One school of thought says the turn towards populism on the American right — and culture-war conflicts more broadly over the past eight years —are functions of Trump’s singular personality and brand of politics. Freed of his influence, US political culture could return to the days where the hot button issues were tax rates rather than reproductive rights.

But this is a misdiagnosis. For one, the rise of the populist right and elevated prominence of social issues is neither specific to the US nor even originated there. Brexit preceded Trump, and radical right politicians and parties are now in power, or close to it, across much of Europe. Looking at wider societal shifts across the west suggests this is no coincidence, but the result of strong headwinds.

Many on the left scoff at the idea that the modern right can call itself anti-establishment. Trump is a billionaire. Boris Johnson and Nigel Farage were privately educated. But a closer look at the data suggests the label has legitimacy.

In their book Polarized by Degrees, political scientists Matt Grossman and David Hopkins set out how the realignment of the political divide from class to education has formed strong new alliances that are likely to survive changes in political personnel.

While arts and entertainment elites have long leaned leftward, academia has veered further to the left of the general population over recent decades. Conservatives have become a rare breed in journalism, and corporate bosses are increasingly aligned with the left.

Pair of charts showing that the right is increasingly under-represented in US academia and mainstream media

Of course, pockets of the business world remain bastions of conservatism but, as a general rule, the highest earners, the most influential individuals, and those who shape what is seen as cool vs uncool or correct vs incorrect now hold predominantly progressive views. This ties the right to anti-establishment politics in a way it never has been before.

Another key shift is the breakdown of norms against airing rightwing views, set out in a fascinating new book by the Portuguese researcher Vicente Valentim. He argues that the rise of the populist right has been too rapid to have been caused by changes in people’s beliefs and values, and is better explained by the activation of reactionary views that were already beneath the surface.

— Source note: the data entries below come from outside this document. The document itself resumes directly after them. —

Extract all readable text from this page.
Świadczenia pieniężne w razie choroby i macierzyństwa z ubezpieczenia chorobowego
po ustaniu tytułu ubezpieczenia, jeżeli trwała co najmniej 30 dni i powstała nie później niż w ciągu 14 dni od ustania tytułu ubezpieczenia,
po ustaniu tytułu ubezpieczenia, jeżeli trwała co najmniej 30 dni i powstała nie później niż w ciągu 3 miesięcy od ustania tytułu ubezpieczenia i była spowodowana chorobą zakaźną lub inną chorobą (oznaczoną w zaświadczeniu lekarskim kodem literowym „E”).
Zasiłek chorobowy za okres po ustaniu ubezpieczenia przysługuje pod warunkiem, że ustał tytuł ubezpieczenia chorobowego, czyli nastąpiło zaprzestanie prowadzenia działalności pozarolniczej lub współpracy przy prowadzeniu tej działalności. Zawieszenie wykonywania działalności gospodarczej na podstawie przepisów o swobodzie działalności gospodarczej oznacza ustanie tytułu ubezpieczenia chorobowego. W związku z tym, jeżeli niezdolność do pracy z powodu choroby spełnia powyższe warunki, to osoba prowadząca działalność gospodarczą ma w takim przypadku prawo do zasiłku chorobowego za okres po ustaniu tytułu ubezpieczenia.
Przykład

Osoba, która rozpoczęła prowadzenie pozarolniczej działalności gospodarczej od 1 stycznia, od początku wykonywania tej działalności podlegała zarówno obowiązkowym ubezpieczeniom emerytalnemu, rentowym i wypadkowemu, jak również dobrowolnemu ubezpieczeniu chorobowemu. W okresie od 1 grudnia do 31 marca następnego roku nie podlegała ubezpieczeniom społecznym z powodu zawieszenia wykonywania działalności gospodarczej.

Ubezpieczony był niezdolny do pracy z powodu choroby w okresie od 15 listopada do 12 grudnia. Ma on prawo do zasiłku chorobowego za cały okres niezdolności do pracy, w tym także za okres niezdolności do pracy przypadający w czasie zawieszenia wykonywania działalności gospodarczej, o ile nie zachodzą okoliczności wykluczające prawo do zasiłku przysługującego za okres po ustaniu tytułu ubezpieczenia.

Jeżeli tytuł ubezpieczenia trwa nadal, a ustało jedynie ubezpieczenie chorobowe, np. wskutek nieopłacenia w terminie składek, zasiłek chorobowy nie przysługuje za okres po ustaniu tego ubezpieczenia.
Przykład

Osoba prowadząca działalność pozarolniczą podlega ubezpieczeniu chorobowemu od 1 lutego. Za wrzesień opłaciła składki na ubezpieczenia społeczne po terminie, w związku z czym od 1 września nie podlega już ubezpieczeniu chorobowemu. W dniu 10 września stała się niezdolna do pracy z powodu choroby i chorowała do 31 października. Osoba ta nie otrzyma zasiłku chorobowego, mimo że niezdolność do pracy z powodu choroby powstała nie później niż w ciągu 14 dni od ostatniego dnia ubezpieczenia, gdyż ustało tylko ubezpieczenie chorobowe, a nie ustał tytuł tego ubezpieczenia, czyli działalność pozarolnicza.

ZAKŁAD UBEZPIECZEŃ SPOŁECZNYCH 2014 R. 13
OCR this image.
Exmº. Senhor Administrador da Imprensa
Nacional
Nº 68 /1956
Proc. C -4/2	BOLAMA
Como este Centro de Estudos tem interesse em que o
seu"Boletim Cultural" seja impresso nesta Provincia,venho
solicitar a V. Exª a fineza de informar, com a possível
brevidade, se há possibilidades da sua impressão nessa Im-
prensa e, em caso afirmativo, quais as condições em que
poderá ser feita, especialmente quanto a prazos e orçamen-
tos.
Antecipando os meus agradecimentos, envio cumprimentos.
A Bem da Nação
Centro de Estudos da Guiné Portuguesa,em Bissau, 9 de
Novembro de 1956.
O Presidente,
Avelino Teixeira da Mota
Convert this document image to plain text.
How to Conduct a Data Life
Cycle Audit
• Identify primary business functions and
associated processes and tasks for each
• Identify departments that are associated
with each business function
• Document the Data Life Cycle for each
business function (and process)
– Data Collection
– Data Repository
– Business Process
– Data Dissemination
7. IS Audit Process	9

The increasingly fragmented media landscape and rise of social platforms have probably played a part, both by showing individuals who have views previously seen as unpalatable that they are in good company, and by making it harder for elites to keep public discourse within certain guardrails.

In a self-reinforcing loop, politicians now know there is a constituency for reactionary politics, and this part of the electorate knows its concerns have entered the “Overton window” of acceptability. Given the momentum behind these shifts, it is hard to see how the populist-right genie could be put back in the bottle.

Chart showing that the education divide in US politics has completely reversed

Finally, these two trends have coincided with — or perhaps engendered — a rise in the importance voters place on political authenticity. A new paper from the University of Southampton finds the public increasingly resents politicians who appear to be acting. Instead we prize the trait of being an unfiltered version of one’s self — someone who ‘tells it like it is’ — just as highly as competence.

It would be naive to imagine that culture-centric, anti-establishment politics will fade with Trump. The left has measurably become the party of the upper echelons, giving the right free rein to appeal to the lower-status majority just as norms against reactionary politics break down and voters sour on the polished elite.

A return to the era of moderate centre-right politics would be welcome, but we’re unlikely to go back to the days of Romney and Reagan any time soon.